Issued for the Endocrine Society by the Williams & Wilkins Co.
Journal of Clinical Endocrinology & Metabolism vol:97 issue:7 pages:E1213-E1218
Context:Inflammation during obesity is associated with higher risk of metabolic syndrome and coronary artery disease (CAD). Activation of the inflammatory toll-like receptor (TLR)/nuclear factor κB (NFκB) signaling in monocytes contributes to inflammation. Weight loss after bariatric surgery leads to significant improvement of obesity-related comorbidities.

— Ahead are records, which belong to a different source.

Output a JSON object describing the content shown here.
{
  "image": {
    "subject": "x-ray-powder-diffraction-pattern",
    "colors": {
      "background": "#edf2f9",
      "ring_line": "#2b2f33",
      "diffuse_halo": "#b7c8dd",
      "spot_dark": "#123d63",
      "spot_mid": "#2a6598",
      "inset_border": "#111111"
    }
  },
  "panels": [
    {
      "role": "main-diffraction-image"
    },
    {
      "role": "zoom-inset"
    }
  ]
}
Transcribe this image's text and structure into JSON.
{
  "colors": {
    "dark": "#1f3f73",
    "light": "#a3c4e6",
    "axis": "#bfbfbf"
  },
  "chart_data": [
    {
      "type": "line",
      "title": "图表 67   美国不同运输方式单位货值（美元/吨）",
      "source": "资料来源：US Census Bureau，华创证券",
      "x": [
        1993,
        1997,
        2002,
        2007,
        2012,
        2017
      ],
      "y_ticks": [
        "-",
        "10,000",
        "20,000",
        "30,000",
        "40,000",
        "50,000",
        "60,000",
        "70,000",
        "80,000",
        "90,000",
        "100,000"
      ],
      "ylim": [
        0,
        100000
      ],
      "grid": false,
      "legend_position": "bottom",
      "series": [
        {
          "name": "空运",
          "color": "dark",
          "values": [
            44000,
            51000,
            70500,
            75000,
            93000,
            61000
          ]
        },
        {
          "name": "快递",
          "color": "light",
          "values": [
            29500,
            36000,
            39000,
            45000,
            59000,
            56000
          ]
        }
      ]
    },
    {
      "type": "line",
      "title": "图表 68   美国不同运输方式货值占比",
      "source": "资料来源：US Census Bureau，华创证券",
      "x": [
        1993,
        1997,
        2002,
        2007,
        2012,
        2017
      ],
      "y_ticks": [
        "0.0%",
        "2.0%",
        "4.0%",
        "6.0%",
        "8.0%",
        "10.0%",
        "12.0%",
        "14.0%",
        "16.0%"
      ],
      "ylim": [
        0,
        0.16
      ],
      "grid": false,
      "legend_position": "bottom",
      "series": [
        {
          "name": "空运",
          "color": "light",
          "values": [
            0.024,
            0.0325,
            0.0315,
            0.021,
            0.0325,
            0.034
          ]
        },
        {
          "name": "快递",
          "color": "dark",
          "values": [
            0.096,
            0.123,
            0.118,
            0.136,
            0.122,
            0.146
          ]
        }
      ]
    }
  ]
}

MicroRNA (miR), a class of small noncoding RNA, have been implicated as negative regulators of inflammatory processes.Objective:This study sought to identify dysregulated miR in monocytes of obese patients associated with TLR/NFκB signaling, metabolic syndrome, and CAD.Design, Setting, and Patients:This retrospective study included two independent cohorts of 21 morbidly obese and 125 high-risk obese and nonobese patients in a hospitalized care setting.Intervention:Intervention included bariatric surgery (n = 21) with a 3-month follow-up.Main Outcome Measures:miR expressions in CD14(+) monocytes were determined by microarray analysis. TLR/NFκB-related miR were identified by an in silico target prediction analysis. Their expression was validated by quantitative RT-PCR. Their association with metabolic syndrome and angiographically documented CAD was assessed.Results:miR-181a, -181b, and -181d, identified as possible regulators of the TLR/NFκB signaling, were decreased in obese monocytes, and weight loss normalized their expression to levels observed in monocytes of lean persons. miR-181a but not miR-181b and miR-181d was associated with a higher number of metabolic syndrome components and with CAD even after adjustment for traditional risk factors, obesity and the metabolic syndrome.Conclusion:This study demonstrates that the TLR/NFκB-related miR-181a is down-regulated in monocytes of obese patients and suggests that it is a putative biomarker of metabolic syndrome and CAD.